Kilauea can be found on the Big Island of Hawaii. It pushes up against the southeast portion of themuch larger Mauna Loa volcano. Mauna Loa's huge size and elevation (13,677 feet) is in contrast to Kilauea, which is only 4,091 feet above sea level, and ergo from its summit appears as a broad shelf of land far beneath the long profile of occasionally snow topped Mauna Loa, 15 miles away. Kilauea is a very low and flat shield volcano, which is quite different in profile from the high, sharply sloping peaks of volcanoes such as Mount St. Helens and Mount Hood.

Kilauea Clip

Kilauea Eruptions

Eruptions at Kilauea generally occur either from the collapsed summit or along either of the long East and Southwest rift areas that extend from the summit and run roughly parallel to the island's coastline. Recently, eruptions have been virtually continuous, with many of the lava flows reaching the Pacific. Roughly 90% of the surface of Kilauea made up of lava flows less than 1,100 years old, with 70% of the surface less than 600 years of age.

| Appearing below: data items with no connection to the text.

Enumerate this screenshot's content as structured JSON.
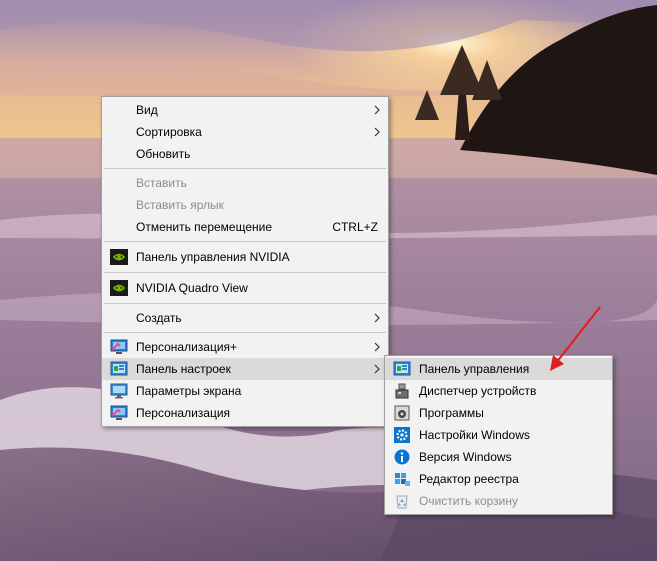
{
  "context_menu": {
    "items": [
      {
        "label": "Вид"
      },
      {
        "label": "Сортировка"
      },
      {
        "label": "Обновить"
      },
      {
        "label": "Вставить"
      },
      {
        "label": "Вставить ярлык"
      },
      {
        "label": "Отменить перемещение",
        "shortcut": "CTRL+Z"
      },
      {
        "label": "Панель управления NVIDIA"
      },
      {
        "label": "NVIDIA Quadro View"
      },
      {
        "label": "Создать"
      },
      {
        "label": "Персонализация+"
      },
      {
        "label": "Панель настроек"
      },
      {
        "label": "Параметры экрана"
      },
      {
        "label": "Персонализация"
      }
    ]
  },
  "submenu": {
    "items": [
      {
        "label": "Панель управления"
      },
      {
        "label": "Диспетчер устройств"
      },
      {
        "label": "Программы"
      },
      {
        "label": "Настройки Windows"
      },
      {
        "label": "Версия Windows"
      },
      {
        "label": "Редактор реестра"
      },
      {
        "label": "Очистить корзину"
      }
    ]
  },
  "colors": {
    "menu_bg": "#f2f2f2",
    "hover_bg": "#dadada",
    "disabled_text": "#8d8d8d",
    "annotation_arrow": "#e02020",
    "nvidia_green": "#76b900",
    "windows_blue": "#0a74d0"
  },
  "icons": {
    "nvidia": "nvidia-logo-icon",
    "personalize": "monitor-personalize-icon",
    "settings_panel": "control-panel-icon",
    "display": "display-icon",
    "device_manager": "device-manager-icon",
    "programs": "programs-icon",
    "gear": "gear-icon",
    "info": "info-icon",
    "registry": "registry-editor-icon",
    "recycle": "recycle-bin-icon",
    "submenu_arrow": "chevron-right-icon",
    "annotation_arrow": "red-arrow-icon"
  }
}
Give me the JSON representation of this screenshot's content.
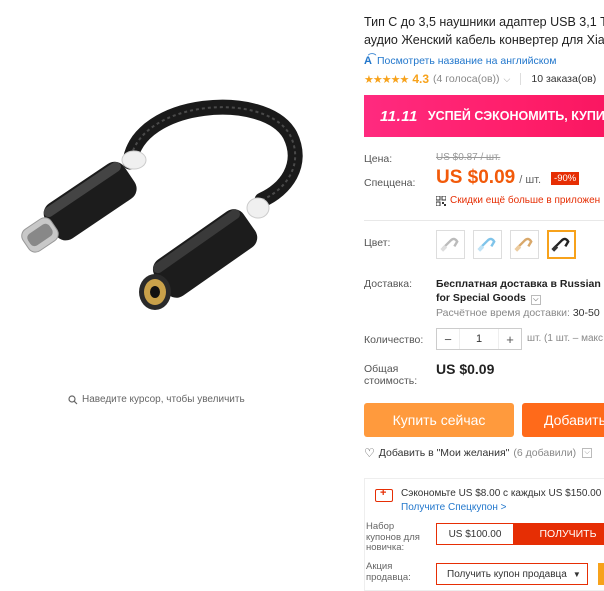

There have been 45 eruptions of Kilauea in the 20th century. The Mauna Ulu eruption of Kilauea began on May 24, 1969 and stopped on July 22, 1974. At the time, Mauna Ulu was the unquestionably the longest flank eruption of any Hawaiian volcano ever recorded. This eruption formed a new vent that covered huge amounts of land with lava, and added new land to the island. The Mauna Ulu eruption first started as a fissure between two craters where the Mauna Ulu shield would form. Initially, fountains of lava burst out as much as 1772 ft high. In 1973, an earthquake occurred that caused Kilauea to quit erupting near the original Mauna Ulu site and instead erupted near the craters Pauahi and Hiiaka. However, the eruption site soon returned to its normal flow. The 1990 lava flow was notable for its destruction of property.

2008 Summit Crater Explosion

Around 2 A.M. on March 19, 2008, Halemaumau saw its first explosive episode since 1924, and the first eruption in the caldera since 1982. A steam vent that had just recently opened in area violently exploded, setting off a magnitude 3.7 earthquake, throwing rocks over a 75 acre region. A small amount of ash was also seen in a nearby town. The explosion debris covered part of Crater Rim Drive and damaged Halemaumau overlook. The explosion did not spew lava, which tells scientists that it was caused by hydrothermal or gas sources.

The explosion came after increased sulfur dioxide levels from the crater. The serious increase of sulfur dioxide gas caused closures of many roads and hiking trails namely; Crater Rim Drive, Chain of Craters Road, and the Crater Rim Trail from Kilauea Military Camp to Chain of Craters Road, and all hiking trails leading to the crater, including those from Byron Ledge, Sandalwood Trail, and the Kau Desert Trail.

Just before dawn on March 24, 2008, white gas ejection changed to brown-gray ash, and lava particles were thrown from the vent, forming Pele's Hair, Pele's Tears, and 4-inch lava spatters around the vent. This is the first time fresh lava has been thrown in the crater since 1982.